Below, a zone by zone sample of some of the more eye-popping assays reported over the past few months:
Mina Grande Sur zone:
- MGS18001 – 5.5 metres of 26.1% zinc, starting at 3.0 metres drill depth.
- MGS18003 – 4 metres of 32.5% zinc, starting at surface.
- MGS18003 – 15 metres of 21.5% zinc, starting at 15.0 metres drill depth.
- MGS18004 – 9.1 metres of 43.6% zinc, starting at surface.
- MGS18006 – 14.1 metres of 32.8% zinc, starting at surface.
- MGS18017 – 8.2 metres of 42.7% zinc, from 7.5 metres drill depth.
- MGS18020 – 20.5 metres of 34.3% zinc, from surface.
- BO18005 – 11.5 metres of 16.0% zinc, starting at surface.
- BO18005 – 5.7 metres of 29.2% zinc, starting at 5.8 metres drill depth.
- BO18007 – 7.0 metres of 25.3% zinc, starting at surface.
- BO18022 – 2.4 metres of 38.1% zinc, from 1.5 metres drill depth.
- BO18033 – 2.4 metres of 42.8% zinc, from 7.9 metres drill depth.
Mina Chica zone:
- MCH18004 – 16.5 metres of 35.6% zinc, from 15.0 metres drill depth.
- MCH18005 – 18.0 metres of 31.0% zinc, from 20.8 metres drill depth.
New zone in the vicinity of Mina China:
- MCH18010 – 12.0 metres of 26.6% zinc, from 1.5 metres drill depth.
- MCH18013 – 19.8 metres of 46.8% zinc, from 1.9 metres drill depth.
- MCH18014 – 49.5 metres of 38.7% zinc, from 7.3 metres drill depth.
The above assays are extraordinary. Some are truly spectacular (note, true thickness of the above 49.5 meter interval is 35.0 metres from a vertical depth of 5.1 metres).
On July 30th, the company reported additional drill hole assays from the Mina Grande Sur zone.
Significant new intercepts from this round include:
- MGS18055 — 33.7 metres of 24.2% zinc, from 15.6 metres drill depth (true vertical thickness of 29.2 metres from true vertical depth of 11.0 metres).
- MCH18066 — 16.5 metres of 26.5% zinc, from surface.
- MGS18067 — 15.0 metres of 27.9% zinc, from surface (true vertical thickness of 10.6 metres).
- Mineralization at Mina Grande Sur includes zinc oxides, carbonates and silicates hosted by soils, highly-weathered carbonates, and fine to coarse-grained dolomites, most of which are brecciated.
Commenting on these new results, Jim Walchuck, President and CEO of Zinc One stated,
The most recent drill results from Mina Grande Sur confirmed and better delineated mineralization not only quantified, in part, by historic drill holes, but recognized by last year’s pit sampling as well. We look forward to receiving the remaining data from Mina Grande Sur. The drilling at Mina Grande Centro and Mina Grande Norte were completed earlier in the month with results to be reported over the coming weeks.
Results from an additional twenty-seven holes are pending…

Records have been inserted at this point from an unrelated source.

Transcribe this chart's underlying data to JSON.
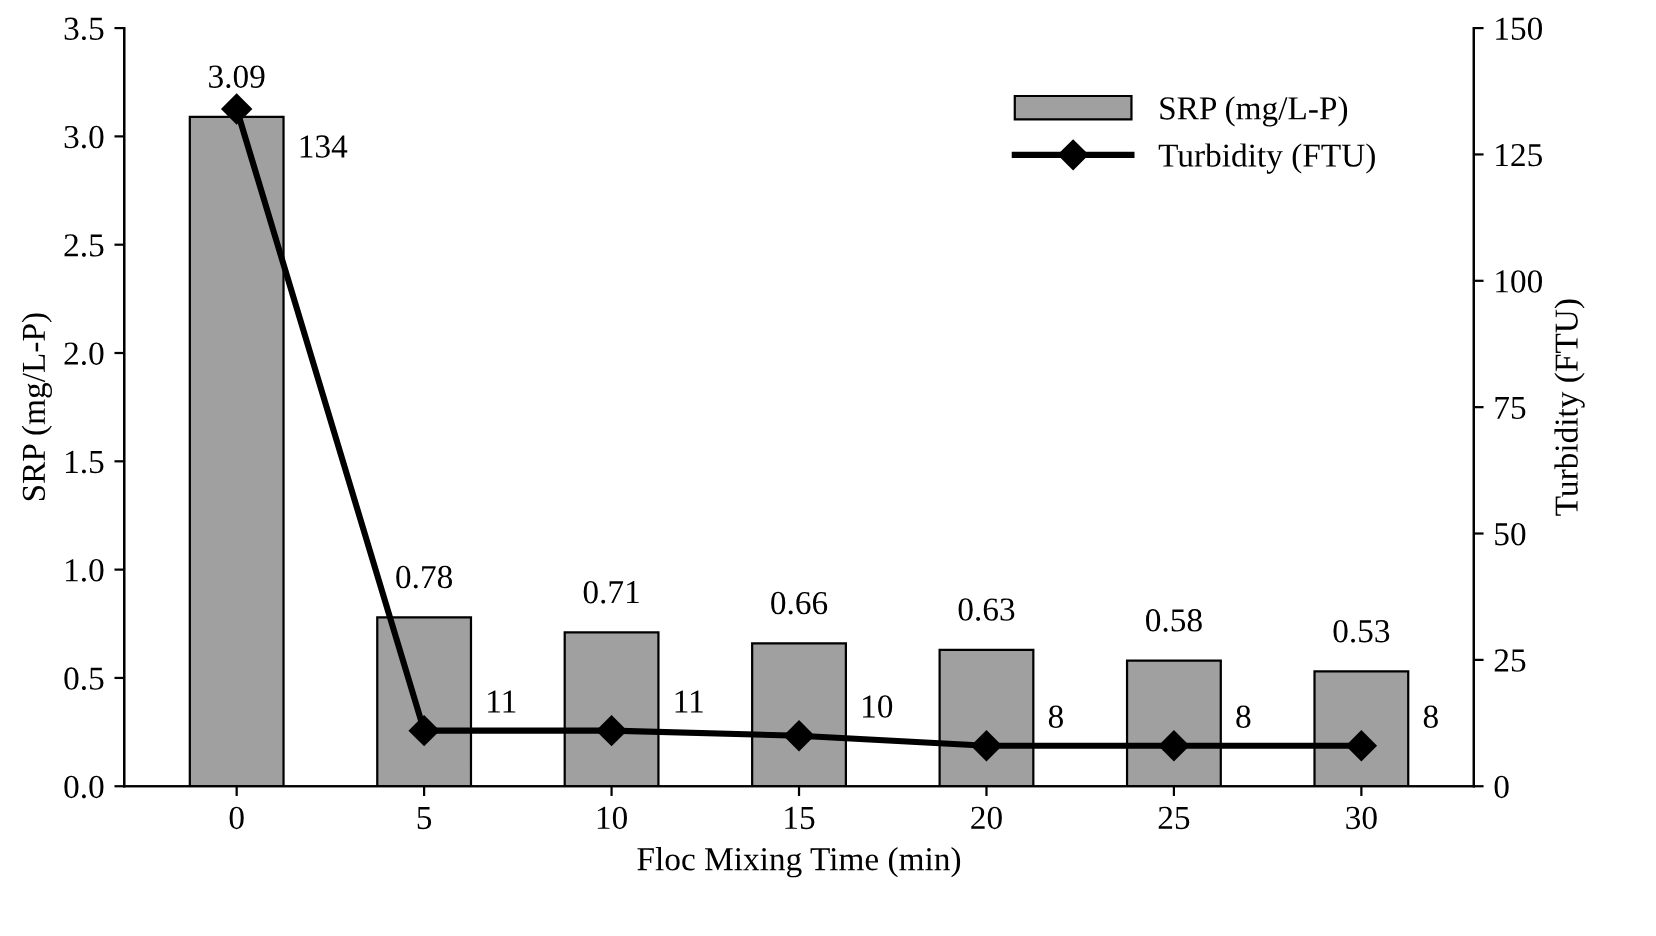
{
  "chart_data": {
    "type": "bar",
    "categories": [
      "0",
      "5",
      "10",
      "15",
      "20",
      "25",
      "30"
    ],
    "xlabel": "Floc Mixing Time (min)",
    "ylabel": "SRP (mg/L-P)",
    "y2label": "Turbidity (FTU)",
    "series": [
      {
        "name": "SRP (mg/L-P)",
        "color": "#a0a0a0",
        "values": [
          3.09,
          0.78,
          0.71,
          0.66,
          0.63,
          0.58,
          0.53
        ]
      },
      {
        "name": "Turbidity (FTU)",
        "type": "line",
        "axis": "y2",
        "color": "#000000",
        "values": [
          134,
          11,
          11,
          10,
          8,
          8,
          8
        ]
      }
    ],
    "ylim": [
      0,
      3.5
    ],
    "yticks": [
      {
        "value": 0,
        "label": "0.0"
      },
      {
        "value": 0.5,
        "label": "0.5"
      },
      {
        "value": 1,
        "label": "1.0"
      },
      {
        "value": 1.5,
        "label": "1.5"
      },
      {
        "value": 2,
        "label": "2.0"
      },
      {
        "value": 2.5,
        "label": "2.5"
      },
      {
        "value": 3,
        "label": "3.0"
      },
      {
        "value": 3.5,
        "label": "3.5"
      }
    ],
    "y2lim": [
      0,
      150
    ],
    "y2ticks": [
      0,
      25,
      50,
      75,
      100,
      125,
      150
    ],
    "data_labels": true,
    "legend": "top right",
    "grid": false,
    "marker": "diamond",
    "line_style": "solid"
  }
}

This is an extremely high-grade system. Management’s near term objective is to identify between 1.5 to 2 million tonnes of high-grade ore in the direct vicinity of the previous mining operation – this excludes Bongará (and Charlotte-Bongará’s) considerable blue sky exploration potential beyond that.

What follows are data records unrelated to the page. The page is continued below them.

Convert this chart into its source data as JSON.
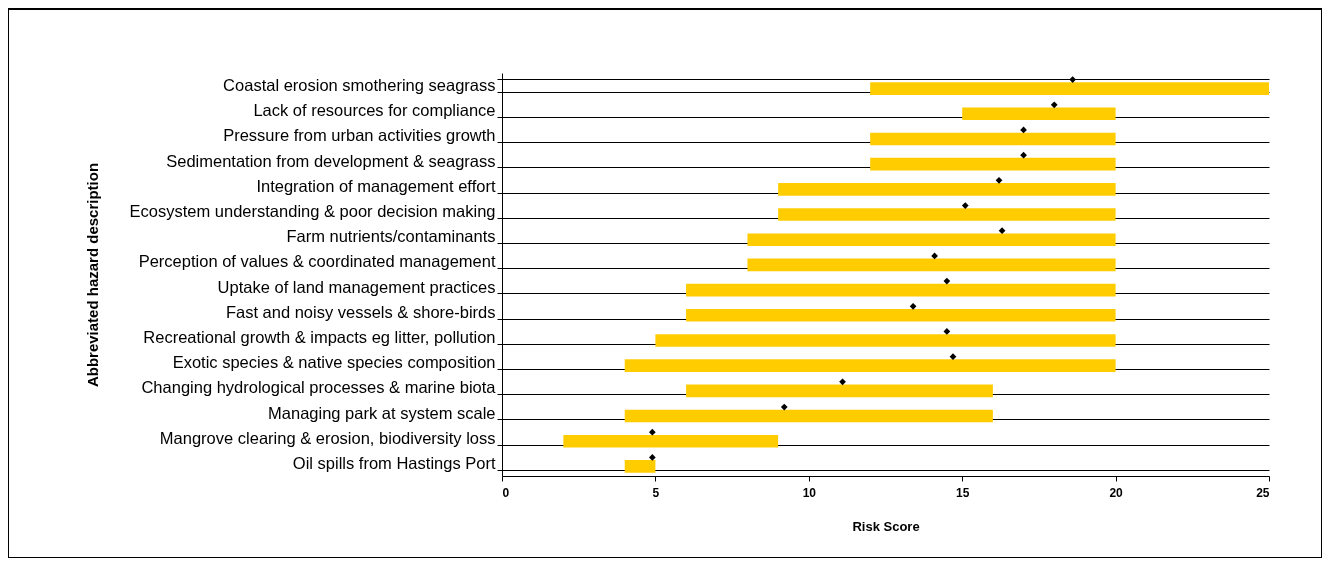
{
  "chart_data": {
    "type": "bar",
    "orientation": "horizontal",
    "xlabel": "Risk Score",
    "ylabel": "Abbreviated hazard description",
    "categories": [
      "Coastal erosion smothering seagrass",
      "Lack of resources for compliance",
      "Pressure from urban activities growth",
      "Sedimentation from development & seagrass",
      "Integration of management effort",
      "Ecosystem understanding & poor decision making",
      "Farm nutrients/contaminants",
      "Perception of values & coordinated management",
      "Uptake of land management practices",
      "Fast and noisy vessels & shore-birds",
      "Recreational growth & impacts eg litter, pollution",
      "Exotic species & native species composition",
      "Changing hydrological processes & marine biota",
      "Managing park at system scale",
      "Mangrove clearing & erosion, biodiversity loss",
      "Oil spills from Hastings Port"
    ],
    "series": [
      {
        "color": "#ffcc00",
        "base": [
          12,
          15,
          12,
          12,
          9,
          9,
          8,
          8,
          6,
          6,
          5,
          4,
          6,
          4,
          2,
          4
        ],
        "values": [
          13,
          5,
          8,
          8,
          11,
          11,
          12,
          12,
          14,
          14,
          15,
          16,
          10,
          12,
          7,
          1
        ]
      },
      {
        "type": "scatter",
        "color": "#000000",
        "marker": "diamond",
        "values": [
          18.6,
          18.0,
          17.0,
          17.0,
          16.2,
          15.1,
          16.3,
          14.1,
          14.5,
          13.4,
          14.5,
          14.7,
          11.1,
          9.2,
          4.9,
          4.9
        ]
      }
    ],
    "xlim": [
      0,
      25
    ],
    "xticks": [
      0,
      5,
      10,
      15,
      20,
      25
    ],
    "grid": "y"
  }
}
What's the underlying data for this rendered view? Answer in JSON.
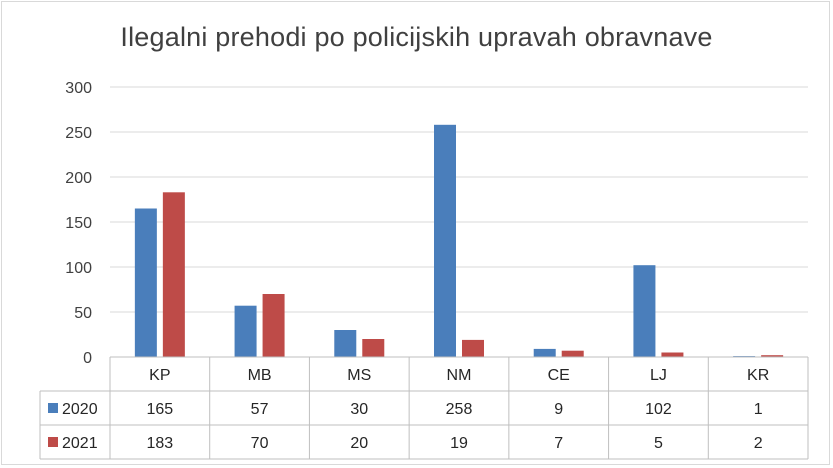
{
  "chart_data": {
    "type": "bar",
    "title": "Ilegalni prehodi po policijskih upravah obravnave",
    "categories": [
      "KP",
      "MB",
      "MS",
      "NM",
      "CE",
      "LJ",
      "KR"
    ],
    "series": [
      {
        "name": "2020",
        "color": "#4a7ebb",
        "values": [
          165,
          57,
          30,
          258,
          9,
          102,
          1
        ]
      },
      {
        "name": "2021",
        "color": "#be4b48",
        "values": [
          183,
          70,
          20,
          19,
          7,
          5,
          2
        ]
      }
    ],
    "ylim": [
      0,
      300
    ],
    "yticks": [
      0,
      50,
      100,
      150,
      200,
      250,
      300
    ],
    "grid": true,
    "legend": "data-table"
  }
}
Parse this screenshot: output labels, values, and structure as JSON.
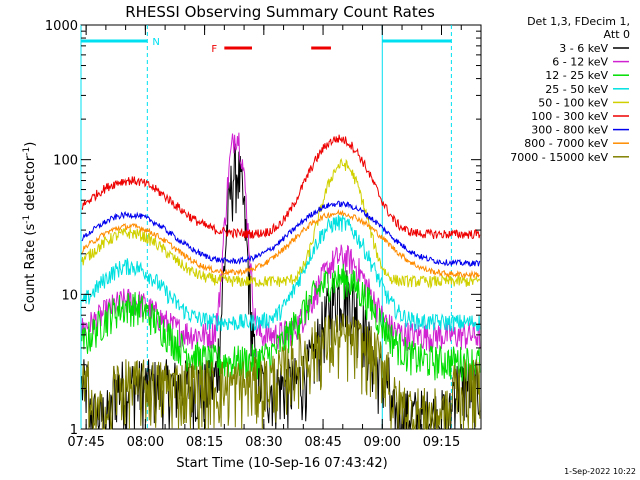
{
  "chart_data": {
    "type": "line",
    "title": "RHESSI Observing Summary Count Rates",
    "xlabel": "Start Time (10-Sep-16 07:43:42)",
    "ylabel_main": "Count Rate (s",
    "ylabel_sup1": "-1",
    "ylabel_mid": " detector",
    "ylabel_sup2": "-1",
    "ylabel_end": ")",
    "yscale": "log",
    "ylim": [
      1,
      1000
    ],
    "xlim": [
      "07:43:42",
      "09:25:00"
    ],
    "x_ticks": [
      "07:45",
      "08:00",
      "08:15",
      "08:30",
      "08:45",
      "09:00",
      "09:15"
    ],
    "y_ticks": [
      "1",
      "10",
      "100",
      "1000"
    ],
    "legend_header": [
      "Det 1,3, FDecim 1,",
      "Att 0"
    ],
    "footer_date": "1-Sep-2022 10:22",
    "flag_labels": {
      "night": "N",
      "flare": "F"
    },
    "series": [
      {
        "name": "3 - 6 keV",
        "color": "#000000",
        "baseline": 2.0,
        "noise": 1.0,
        "peaks": [
          {
            "t": "08:23",
            "amp": 80,
            "w": 1.6
          },
          {
            "t": "08:50",
            "amp": 8,
            "w": 4
          }
        ]
      },
      {
        "name": "6 - 12 keV",
        "color": "#d022d0",
        "baseline": 5.0,
        "noise": 0.25,
        "peaks": [
          {
            "t": "07:56",
            "amp": 4,
            "w": 6
          },
          {
            "t": "08:23",
            "amp": 150,
            "w": 1.6
          },
          {
            "t": "08:50",
            "amp": 14,
            "w": 5
          }
        ]
      },
      {
        "name": "12 - 25 keV",
        "color": "#00dd00",
        "baseline": 3.2,
        "noise": 0.3,
        "peaks": [
          {
            "t": "07:56",
            "amp": 5,
            "w": 7
          },
          {
            "t": "08:49",
            "amp": 10,
            "w": 7
          }
        ]
      },
      {
        "name": "25 - 50 keV",
        "color": "#00e0e0",
        "baseline": 6.2,
        "noise": 0.15,
        "peaks": [
          {
            "t": "07:56",
            "amp": 10,
            "w": 7
          },
          {
            "t": "08:49",
            "amp": 28,
            "w": 6
          }
        ]
      },
      {
        "name": "50 - 100 keV",
        "color": "#d0d000",
        "baseline": 12.5,
        "noise": 0.1,
        "peaks": [
          {
            "t": "07:56",
            "amp": 16,
            "w": 8
          },
          {
            "t": "08:50",
            "amp": 80,
            "w": 4
          }
        ]
      },
      {
        "name": "100 - 300 keV",
        "color": "#ee0000",
        "baseline": 28,
        "noise": 0.08,
        "peaks": [
          {
            "t": "07:56",
            "amp": 42,
            "w": 9
          },
          {
            "t": "08:49",
            "amp": 115,
            "w": 6
          }
        ]
      },
      {
        "name": "300 - 800 keV",
        "color": "#0000ee",
        "baseline": 17,
        "noise": 0.05,
        "peaks": [
          {
            "t": "07:56",
            "amp": 22,
            "w": 9
          },
          {
            "t": "08:49",
            "amp": 30,
            "w": 9
          }
        ]
      },
      {
        "name": "800 - 7000 keV",
        "color": "#ff8c00",
        "baseline": 14,
        "noise": 0.05,
        "peaks": [
          {
            "t": "07:56",
            "amp": 18,
            "w": 9
          },
          {
            "t": "08:49",
            "amp": 26,
            "w": 9
          }
        ]
      },
      {
        "name": "7000 - 15000 keV",
        "color": "#808000",
        "baseline": 2.0,
        "noise": 1.0,
        "peaks": [
          {
            "t": "08:49",
            "amp": 2.5,
            "w": 8
          }
        ]
      }
    ],
    "night_intervals": [
      [
        "07:43:42",
        "08:00:30"
      ],
      [
        "09:00:00",
        "09:17:30"
      ]
    ],
    "flare_intervals": [
      [
        "08:20",
        "08:27"
      ],
      [
        "08:42",
        "08:47"
      ]
    ],
    "colors": {
      "night": "#00e0f0",
      "flare": "#ee0000",
      "axis": "#000000"
    }
  }
}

A resource estimate which will include recent high-grade drill assays is due in Q3 of this year. A Preliminary Economic Assessment (PEA) is also due in Q3.
If Bongará’s economics prove ripe, construction will begin in less than two years, production in roughly three.

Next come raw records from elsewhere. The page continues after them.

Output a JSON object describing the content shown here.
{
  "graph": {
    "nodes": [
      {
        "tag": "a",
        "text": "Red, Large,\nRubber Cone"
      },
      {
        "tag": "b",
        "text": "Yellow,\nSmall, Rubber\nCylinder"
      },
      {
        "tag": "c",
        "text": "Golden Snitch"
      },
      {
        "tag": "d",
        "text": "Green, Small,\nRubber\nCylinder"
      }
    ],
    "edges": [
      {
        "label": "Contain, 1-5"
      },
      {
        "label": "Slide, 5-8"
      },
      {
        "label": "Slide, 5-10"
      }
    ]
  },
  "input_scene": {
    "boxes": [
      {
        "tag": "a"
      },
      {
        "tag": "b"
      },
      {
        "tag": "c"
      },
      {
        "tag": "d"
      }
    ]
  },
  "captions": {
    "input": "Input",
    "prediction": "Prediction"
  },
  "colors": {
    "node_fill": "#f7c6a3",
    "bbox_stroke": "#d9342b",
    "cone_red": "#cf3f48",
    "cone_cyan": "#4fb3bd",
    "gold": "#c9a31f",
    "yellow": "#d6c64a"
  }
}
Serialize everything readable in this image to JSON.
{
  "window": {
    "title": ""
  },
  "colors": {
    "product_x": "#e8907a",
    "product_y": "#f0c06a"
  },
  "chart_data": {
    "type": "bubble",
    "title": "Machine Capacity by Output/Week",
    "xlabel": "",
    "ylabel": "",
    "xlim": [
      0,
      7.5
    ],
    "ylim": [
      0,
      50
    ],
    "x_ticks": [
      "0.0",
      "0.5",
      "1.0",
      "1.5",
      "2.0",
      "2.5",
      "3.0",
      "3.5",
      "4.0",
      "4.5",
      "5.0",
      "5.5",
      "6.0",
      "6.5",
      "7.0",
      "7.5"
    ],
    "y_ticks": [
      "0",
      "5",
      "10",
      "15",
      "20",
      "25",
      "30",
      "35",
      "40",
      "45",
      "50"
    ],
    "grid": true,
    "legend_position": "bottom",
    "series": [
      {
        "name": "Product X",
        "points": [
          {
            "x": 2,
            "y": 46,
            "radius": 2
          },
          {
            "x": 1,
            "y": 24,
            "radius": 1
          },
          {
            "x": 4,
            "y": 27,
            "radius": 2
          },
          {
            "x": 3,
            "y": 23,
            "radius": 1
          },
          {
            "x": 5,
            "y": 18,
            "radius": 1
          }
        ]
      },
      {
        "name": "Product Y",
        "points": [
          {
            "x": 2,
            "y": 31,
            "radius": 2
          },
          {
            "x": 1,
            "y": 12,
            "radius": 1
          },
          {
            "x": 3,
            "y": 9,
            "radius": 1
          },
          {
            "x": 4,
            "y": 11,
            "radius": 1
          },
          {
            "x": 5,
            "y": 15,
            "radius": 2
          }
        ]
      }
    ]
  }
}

This crew knows its rocks. Management and directors are proven mine builders. Their resumes speak for themselves.
Including the Private Placement announced back in May, the company current has approximately 116 million shares outstanding giving it a modest market-cap of roughly $21.5 M.
This company appeared cheap to me when it was trading 20% higher not too long ago. If you’re looking for exposure in the zinc space, and you’re looking for deep value, Zinc One should be on your shortlist of due diligence candidates.
~ ~ Dirk Diggler
Postscript: I’ve read a few reports recently about Short-sellers, traders in London and Shanghai, betting against zincs short-term price prospects.
Just exactly who are these Shorters”?
As mentioned above, they may have underestimated the tightness in this arena. These Shorters’ could be in trouble as they attempt to unwind their positions. This is could turn into your classic ‘Bear Trap’.
We stand to watch…
FULL DISCLOSURE: Zinc One is an Equity Guru client, we own the stock.